At its April 26 sitting, the National Assembly voted that if Bulgarian citizen eligible to vote fails to come to the ballot box in two consecutive elections of the same type – for instance, presidential or parliamentary, that citizen would be sanctioned by being removed from the voters’ roll.
Dealing with an issue perenially raised every time Bulgaria’s Parliament debates election laws, MPs voted to retain the rule that election campaigning may be conducted solely in the Bulgarian language.
For years, this has been an issue for the Movement for Rights and Freedoms, whose electorate consists mainly of Bulgarians of Turkish ethnicity. In recent elections, a number of MRF figures have been sanctioned for addressing election meetings in Turkish.
A new rule forbids representatives and employees of officially-recognised religious denominations from being involved in electioneering. This has hardly been a common occurence in Bulgaria, although in the municipal elections in 2015, the Bulgarian Orthodox Church’s controversial Plovdiv Metropolitan Nikolai actively canvassed for a mayoral candidate (who lost).
The National Assembly voted to retain the possibility for the media to charge political parties, coalitions and nomination committees for media coverage, but also agreed – however obviously redundant this may seem – that it is legal for the media to cover an election campaign without charging a fee.
MPs specified that where the media charges for election coverage, the advertising fee may not exceed the average price of an advert in that media in the six months preceding the official start of the election campaign period.
The amended Electoral Code bans negative advertising against a rival party, coalition or initiative committee.
Overturning an earlier controversial proposal, MPs rejected a ban on the release of the results of opinion polls during the campaign period.
The National Assembly voted to retain the rule allowing the publication of opinion poll results, except on the “day of contemplation” – the 24 hours before the start of election day – and before the end of voting on election day.
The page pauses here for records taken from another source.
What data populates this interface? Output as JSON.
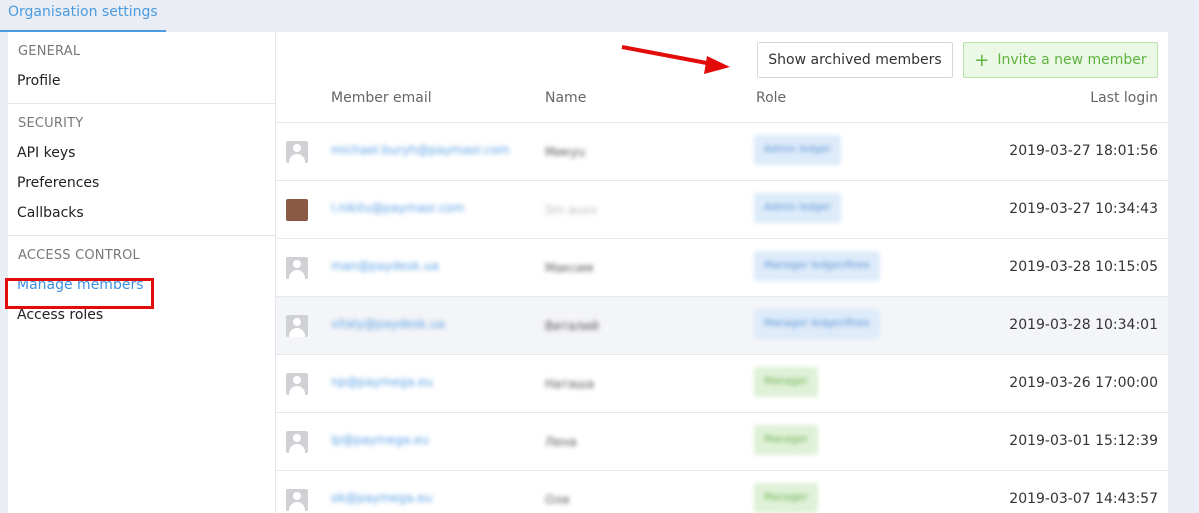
{
  "top_tab": {
    "label": "Organisation settings"
  },
  "sidebar": {
    "sections": [
      {
        "heading": "GENERAL",
        "items": [
          "Profile"
        ]
      },
      {
        "heading": "SECURITY",
        "items": [
          "API keys",
          "Preferences",
          "Callbacks"
        ]
      },
      {
        "heading": "ACCESS CONTROL",
        "items": [
          "Manage members",
          "Access roles"
        ]
      }
    ],
    "active_item": "Manage members"
  },
  "toolbar": {
    "show_archived_label": "Show archived members",
    "invite_label": "Invite a new member"
  },
  "table": {
    "columns": {
      "email": "Member email",
      "name": "Name",
      "role": "Role",
      "last_login": "Last login"
    },
    "rows": [
      {
        "email": "michael.buryh@paymasr.com",
        "name": "Микyu",
        "role": "Admin ledger",
        "last_login": "2019-03-27 18:01:56"
      },
      {
        "email": "l.nikitu@paymasr.com",
        "name": "Sm auxx",
        "role": "Admin ledger",
        "last_login": "2019-03-27 10:34:43"
      },
      {
        "email": "man@paydesk.ua",
        "name": "Максим",
        "role": "Manager ledger/ftree",
        "last_login": "2019-03-28 10:15:05"
      },
      {
        "email": "vitaly@paydesk.ua",
        "name": "Виталий",
        "role": "Manager ledger/ftree",
        "last_login": "2019-03-28 10:34:01"
      },
      {
        "email": "np@paymega.eu",
        "name": "Наташа",
        "role": "Manager",
        "last_login": "2019-03-26 17:00:00"
      },
      {
        "email": "lp@paymega.eu",
        "name": "Лена",
        "role": "Manager",
        "last_login": "2019-03-01 15:12:39"
      },
      {
        "email": "ok@paymega.eu",
        "name": "Оля",
        "role": "Manager",
        "last_login": "2019-03-07 14:43:57"
      }
    ]
  },
  "colors": {
    "accent": "#4a9be0",
    "annotation": "#e30a0a",
    "invite": "#5eb33f"
  }
}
MPs approved a provision requiring the display in polling booths of instructions about how to cast a ballot, but rejected a proposal from the MRF to require the installation of CCTV cameras in polling stations.
The amended Electoral Code now sets the hours of election day from 7am to 8pm. The Central Election Commission is empowered to extend voting until 9pm.
Overturning a previous provision that had caused tension in the governing coalition, especially on the part of minority coalition partner ABC, MPs agreed that the official campaign period would be 30 days – as it was before – throwing out last week’s provision reducing this to 21 days.
During the marathon sitting, there was an evening protest by a civic group against various controversial provisions of the Electoral Code approved last week. While the gathering was largely peaceful, police arrested a man for throwing objects at MPs emerging from the Parliament building.